Sunday, July 15, 2007

From Charley Gerard:

I heard an outdoor concert with violinist Lara St. John called 8 Seasons. she played in alternation the 4 Seasons of Vivaldi and 4 Seasons of Buenos Aires by Piazzolla. It was the sort of performance that a baroque specialist would have hated. I was inspired by her forthright self-expression that took precedence over being faithful to stylistic characteristics and the composer's intentions.

(Charley is a composer!)


Tuesday, July 10, 2007

Listening to Karyn Friedman sing Cara Speme, and Parto, parto, I think - only the human voice has not changed technologically as an instrument since the beginning. This music feels as juicy and authentic as it ever did.


Saturday, July 07, 2007

From Mike Hummel’s PhD thesis, as part of an analysis of the absence of public funding for the arts:

“Sociologist Juliet B. Schor has speculated that Americans’ preoccupation with upward mobility fueled by a shift in their material reference point away from their neighbors (and, therefore, their socio-economic peers) and towards the upper middle and upper classes (which Schor believes comes from absorbing material values from television and its advertisers) has made Americans less interested in investing in the public sphere and more concerned with maintaining or advancing their social standing through signs of prosperity, especially consumption.”


Friday, July 06, 2007

Another mystery of the blogosphere: Mike's thesis has been downloaded 171 times from my posting in the last 24 hours (as compared to the Trout Quintet, which was downloaded only 44 times). Who are you (besides Mike Strand)? I am curious - if you are reading Dr. Hummel's thesis, what do you think about it? Are you local or are you in Costa Rica, Bulgaria or China? You can post comments here, or you can email me: dcmusicaviva at verizon.net.


Wednesday, July 04, 2007

Mike Hummel has been awarded his PhD degree from the U of MD. His thesis is comprised in part of an analysis of interviews that he did with me and two other local artists. It is a very strange sensation to read about oneself in this way, but it is actually about the issues, and they are quite serious. Here is a link to his thesis - "THREE AMERICAN ARTISTS AT MIDLIFE: NEGOTIATING THE SPACE BETWEEN AMATEUR AND PROFESSIONAL STATUS" © Michael John Hummel, 2007.

(I may have to take it down if I have second thoughts later or Mike complains of copyright infringement).


Tuesday, July 03, 2007

The Mazurka is a kind of swing. It's not a Waltz, which I guess is its own kind of swing. I like Chopin Mazurkas, but not Waltzes so much. Once a year or so I used to play all of the Mazurkas (I think there are about 35) at one or two sittings, but I haven't in awhile. They are a particular taste, but when I have an appetite for them, it is huge.

The same thing happens with Nocturnes. I think Nocturnes are not quiet - they are Night as in Novalis, Rilke, Baudelaire, Rimbaud. Night as an evocation of dark things, scary things, passion, comfort, etc. I binge on them, like the Mazurkas, and then forget all about it for a long time, which is why I have performed only one of them in recent years, the first. Maybe that will change.
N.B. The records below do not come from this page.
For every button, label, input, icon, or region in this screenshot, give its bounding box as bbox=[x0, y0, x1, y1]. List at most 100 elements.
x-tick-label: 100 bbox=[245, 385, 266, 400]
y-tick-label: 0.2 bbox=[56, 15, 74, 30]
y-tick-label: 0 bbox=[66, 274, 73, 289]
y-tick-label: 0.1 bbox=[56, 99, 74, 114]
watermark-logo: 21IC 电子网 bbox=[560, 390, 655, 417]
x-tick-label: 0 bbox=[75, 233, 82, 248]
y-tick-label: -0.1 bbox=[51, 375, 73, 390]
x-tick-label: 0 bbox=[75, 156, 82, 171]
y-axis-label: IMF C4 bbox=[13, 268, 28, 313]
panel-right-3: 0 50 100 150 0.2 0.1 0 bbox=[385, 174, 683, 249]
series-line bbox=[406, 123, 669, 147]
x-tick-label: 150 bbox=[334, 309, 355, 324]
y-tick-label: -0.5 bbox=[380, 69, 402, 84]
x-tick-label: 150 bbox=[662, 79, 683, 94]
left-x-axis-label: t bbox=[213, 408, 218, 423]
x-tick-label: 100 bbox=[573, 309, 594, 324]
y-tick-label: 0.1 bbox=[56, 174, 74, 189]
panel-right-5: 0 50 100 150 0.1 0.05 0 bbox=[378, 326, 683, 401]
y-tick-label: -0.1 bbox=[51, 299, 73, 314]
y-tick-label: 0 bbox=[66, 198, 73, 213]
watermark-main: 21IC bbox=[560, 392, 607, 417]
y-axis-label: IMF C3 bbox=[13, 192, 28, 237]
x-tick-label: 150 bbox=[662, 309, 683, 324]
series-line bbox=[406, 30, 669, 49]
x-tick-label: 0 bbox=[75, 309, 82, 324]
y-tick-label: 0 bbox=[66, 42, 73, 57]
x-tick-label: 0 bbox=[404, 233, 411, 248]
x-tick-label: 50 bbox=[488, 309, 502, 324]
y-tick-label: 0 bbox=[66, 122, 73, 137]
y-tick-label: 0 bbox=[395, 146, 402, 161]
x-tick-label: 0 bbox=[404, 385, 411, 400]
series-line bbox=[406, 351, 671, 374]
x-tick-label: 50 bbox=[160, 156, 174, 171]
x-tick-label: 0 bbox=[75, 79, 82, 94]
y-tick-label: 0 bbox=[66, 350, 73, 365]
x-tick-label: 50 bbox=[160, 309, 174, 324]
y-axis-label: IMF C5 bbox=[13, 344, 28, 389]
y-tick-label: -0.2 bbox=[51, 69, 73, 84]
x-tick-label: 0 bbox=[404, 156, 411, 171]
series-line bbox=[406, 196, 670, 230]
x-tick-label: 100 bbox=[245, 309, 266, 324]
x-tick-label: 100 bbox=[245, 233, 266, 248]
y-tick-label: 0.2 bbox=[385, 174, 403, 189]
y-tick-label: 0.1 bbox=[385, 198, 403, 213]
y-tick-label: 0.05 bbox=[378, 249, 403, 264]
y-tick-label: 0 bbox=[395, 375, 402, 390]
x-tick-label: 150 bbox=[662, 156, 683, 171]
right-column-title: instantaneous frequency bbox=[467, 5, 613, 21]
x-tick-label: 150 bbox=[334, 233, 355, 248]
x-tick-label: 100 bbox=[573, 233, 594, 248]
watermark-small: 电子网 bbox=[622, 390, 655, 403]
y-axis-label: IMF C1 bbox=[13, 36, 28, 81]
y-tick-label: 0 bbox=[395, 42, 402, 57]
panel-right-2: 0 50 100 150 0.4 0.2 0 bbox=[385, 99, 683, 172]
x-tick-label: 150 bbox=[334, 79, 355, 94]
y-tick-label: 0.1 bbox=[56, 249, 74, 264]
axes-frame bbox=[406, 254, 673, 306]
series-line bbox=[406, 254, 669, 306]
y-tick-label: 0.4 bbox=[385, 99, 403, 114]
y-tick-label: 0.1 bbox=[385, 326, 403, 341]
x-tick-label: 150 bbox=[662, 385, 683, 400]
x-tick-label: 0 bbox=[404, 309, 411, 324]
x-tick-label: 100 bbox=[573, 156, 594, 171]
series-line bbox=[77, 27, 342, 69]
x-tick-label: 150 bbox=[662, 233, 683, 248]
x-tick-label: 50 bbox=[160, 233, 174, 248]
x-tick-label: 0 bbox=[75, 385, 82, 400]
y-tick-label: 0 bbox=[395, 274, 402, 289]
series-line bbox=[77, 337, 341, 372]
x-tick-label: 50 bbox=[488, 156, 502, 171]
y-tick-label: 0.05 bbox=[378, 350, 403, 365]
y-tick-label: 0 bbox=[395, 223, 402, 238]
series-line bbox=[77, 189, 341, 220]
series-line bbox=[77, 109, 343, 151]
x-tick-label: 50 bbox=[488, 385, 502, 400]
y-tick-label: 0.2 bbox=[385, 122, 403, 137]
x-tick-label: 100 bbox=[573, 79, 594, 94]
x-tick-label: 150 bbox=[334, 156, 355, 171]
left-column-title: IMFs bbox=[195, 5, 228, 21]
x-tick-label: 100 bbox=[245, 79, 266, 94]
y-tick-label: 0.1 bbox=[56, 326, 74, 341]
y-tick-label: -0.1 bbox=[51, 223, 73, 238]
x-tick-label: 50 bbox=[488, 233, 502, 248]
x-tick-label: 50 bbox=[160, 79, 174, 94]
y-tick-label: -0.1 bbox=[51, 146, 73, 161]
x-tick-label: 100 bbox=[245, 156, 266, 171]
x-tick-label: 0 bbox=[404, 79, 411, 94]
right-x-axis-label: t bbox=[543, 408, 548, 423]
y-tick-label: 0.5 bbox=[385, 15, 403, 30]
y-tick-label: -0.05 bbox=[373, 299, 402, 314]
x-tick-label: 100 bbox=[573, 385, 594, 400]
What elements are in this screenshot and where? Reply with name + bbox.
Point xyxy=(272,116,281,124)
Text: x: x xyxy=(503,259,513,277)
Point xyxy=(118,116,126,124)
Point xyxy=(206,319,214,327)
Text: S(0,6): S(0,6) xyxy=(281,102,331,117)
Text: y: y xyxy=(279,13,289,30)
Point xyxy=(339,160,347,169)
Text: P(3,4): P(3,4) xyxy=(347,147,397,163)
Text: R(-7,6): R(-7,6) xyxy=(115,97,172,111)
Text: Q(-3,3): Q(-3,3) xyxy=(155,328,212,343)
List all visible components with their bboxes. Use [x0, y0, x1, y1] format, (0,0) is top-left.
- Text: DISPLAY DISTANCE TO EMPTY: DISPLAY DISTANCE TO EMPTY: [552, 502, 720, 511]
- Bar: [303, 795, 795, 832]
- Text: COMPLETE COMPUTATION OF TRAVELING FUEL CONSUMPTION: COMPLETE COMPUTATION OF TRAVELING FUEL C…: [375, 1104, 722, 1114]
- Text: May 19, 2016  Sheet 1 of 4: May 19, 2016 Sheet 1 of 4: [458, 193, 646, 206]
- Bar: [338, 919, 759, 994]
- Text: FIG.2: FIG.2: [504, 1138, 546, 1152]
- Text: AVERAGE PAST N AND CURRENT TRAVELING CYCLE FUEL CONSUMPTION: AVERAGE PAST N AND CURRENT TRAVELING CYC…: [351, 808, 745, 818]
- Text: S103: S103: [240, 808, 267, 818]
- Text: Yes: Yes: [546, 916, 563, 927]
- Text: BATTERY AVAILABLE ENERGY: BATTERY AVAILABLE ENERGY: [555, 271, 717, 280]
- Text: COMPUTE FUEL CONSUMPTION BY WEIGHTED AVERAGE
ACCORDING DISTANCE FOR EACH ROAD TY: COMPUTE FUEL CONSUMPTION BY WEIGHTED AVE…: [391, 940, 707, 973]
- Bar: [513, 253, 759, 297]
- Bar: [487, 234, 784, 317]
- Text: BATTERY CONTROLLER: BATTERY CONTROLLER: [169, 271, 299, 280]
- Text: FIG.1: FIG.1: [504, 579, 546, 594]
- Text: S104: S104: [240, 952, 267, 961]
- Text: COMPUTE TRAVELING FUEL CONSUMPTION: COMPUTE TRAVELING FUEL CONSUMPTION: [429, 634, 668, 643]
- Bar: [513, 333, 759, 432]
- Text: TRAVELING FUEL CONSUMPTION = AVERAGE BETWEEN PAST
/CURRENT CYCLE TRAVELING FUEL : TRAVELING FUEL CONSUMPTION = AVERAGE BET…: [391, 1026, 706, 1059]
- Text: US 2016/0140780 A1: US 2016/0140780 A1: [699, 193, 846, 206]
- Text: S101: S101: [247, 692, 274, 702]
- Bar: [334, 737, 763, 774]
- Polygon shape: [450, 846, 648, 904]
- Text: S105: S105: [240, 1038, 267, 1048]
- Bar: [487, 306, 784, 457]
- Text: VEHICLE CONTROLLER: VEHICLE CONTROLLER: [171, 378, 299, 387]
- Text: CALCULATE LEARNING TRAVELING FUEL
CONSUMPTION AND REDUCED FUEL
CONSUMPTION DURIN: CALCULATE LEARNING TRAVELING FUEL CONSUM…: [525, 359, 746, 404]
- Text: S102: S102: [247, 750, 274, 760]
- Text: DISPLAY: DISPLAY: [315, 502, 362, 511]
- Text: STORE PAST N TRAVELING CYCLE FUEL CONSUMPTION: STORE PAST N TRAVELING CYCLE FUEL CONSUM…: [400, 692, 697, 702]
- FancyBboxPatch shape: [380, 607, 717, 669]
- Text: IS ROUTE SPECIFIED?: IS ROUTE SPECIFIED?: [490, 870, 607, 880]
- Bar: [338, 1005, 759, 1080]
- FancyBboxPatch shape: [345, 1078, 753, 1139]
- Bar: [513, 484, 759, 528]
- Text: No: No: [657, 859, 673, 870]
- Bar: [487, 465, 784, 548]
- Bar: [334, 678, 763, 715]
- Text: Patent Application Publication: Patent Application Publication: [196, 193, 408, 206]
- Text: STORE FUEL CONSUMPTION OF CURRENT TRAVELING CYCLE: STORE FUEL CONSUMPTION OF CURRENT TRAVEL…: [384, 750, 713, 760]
The thing about the Chopin Nocturne is that it emulates the unattainable, that is, the tinkly little piano notes suggest a vocal line but cannot make it. The more you try the worse it gets. Better to just relax and lay off, and then they play themselves.

There is a masterpiece cello sonata by Chopin, but I won't play it. Why? Because cellists have no concept of Chopin and they always want the pianist to follow them.